Pearson's correlation coefficient was used to assess the associations between significant enlargements in the nasal cavity after RME and gathering of sound data. The finding of a strong correlation favors the hypothesis that alterations in voice quality result from increased nasal width. These results indicate that RME can change vocal quality, so it would be useful to inform patients and families of this possibility.

One limitation of this study was the absence of a control group, because of the ethical sensitivity to delay the treatment of children with functional crossbite.

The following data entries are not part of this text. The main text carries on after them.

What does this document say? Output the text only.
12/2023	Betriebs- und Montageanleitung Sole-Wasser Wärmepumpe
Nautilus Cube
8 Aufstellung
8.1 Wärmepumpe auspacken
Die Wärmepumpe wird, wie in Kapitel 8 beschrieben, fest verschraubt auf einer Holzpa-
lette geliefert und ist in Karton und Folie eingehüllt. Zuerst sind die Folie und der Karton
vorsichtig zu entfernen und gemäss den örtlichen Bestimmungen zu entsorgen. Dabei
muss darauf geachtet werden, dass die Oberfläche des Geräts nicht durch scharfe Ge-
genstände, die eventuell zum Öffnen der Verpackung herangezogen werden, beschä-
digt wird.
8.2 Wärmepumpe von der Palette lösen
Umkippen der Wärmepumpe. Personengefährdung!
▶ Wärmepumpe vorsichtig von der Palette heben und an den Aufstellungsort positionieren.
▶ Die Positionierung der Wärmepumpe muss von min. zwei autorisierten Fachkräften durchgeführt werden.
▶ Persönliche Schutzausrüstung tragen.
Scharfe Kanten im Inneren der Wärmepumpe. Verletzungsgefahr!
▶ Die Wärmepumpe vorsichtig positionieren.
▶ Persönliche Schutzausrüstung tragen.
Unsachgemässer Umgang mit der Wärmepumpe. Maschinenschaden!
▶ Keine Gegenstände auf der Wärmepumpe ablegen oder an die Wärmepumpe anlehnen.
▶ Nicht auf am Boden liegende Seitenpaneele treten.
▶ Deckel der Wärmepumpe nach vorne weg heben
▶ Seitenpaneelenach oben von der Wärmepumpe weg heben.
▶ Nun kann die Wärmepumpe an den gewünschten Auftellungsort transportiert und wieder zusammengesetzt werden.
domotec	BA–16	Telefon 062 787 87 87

Therefore, not only treatment also growth might have played a role in the study results.

CONCLUSIONS

• At the end of RME therapy, the transverse dimensions of the midpalatal suture showed statistically significant increases in all patients because of suture opening.

• A significant amount of expansion of the nasal cavity and skeletal base of the maxilla was observed on the anterior CT scan.

• Significant changes were obtained in the vocal parameters of max F0, jitter (%), and shimmer (both % and dB).

• The changes in voice parameters were found to be significantly correlated with the increase in nasal cavity width.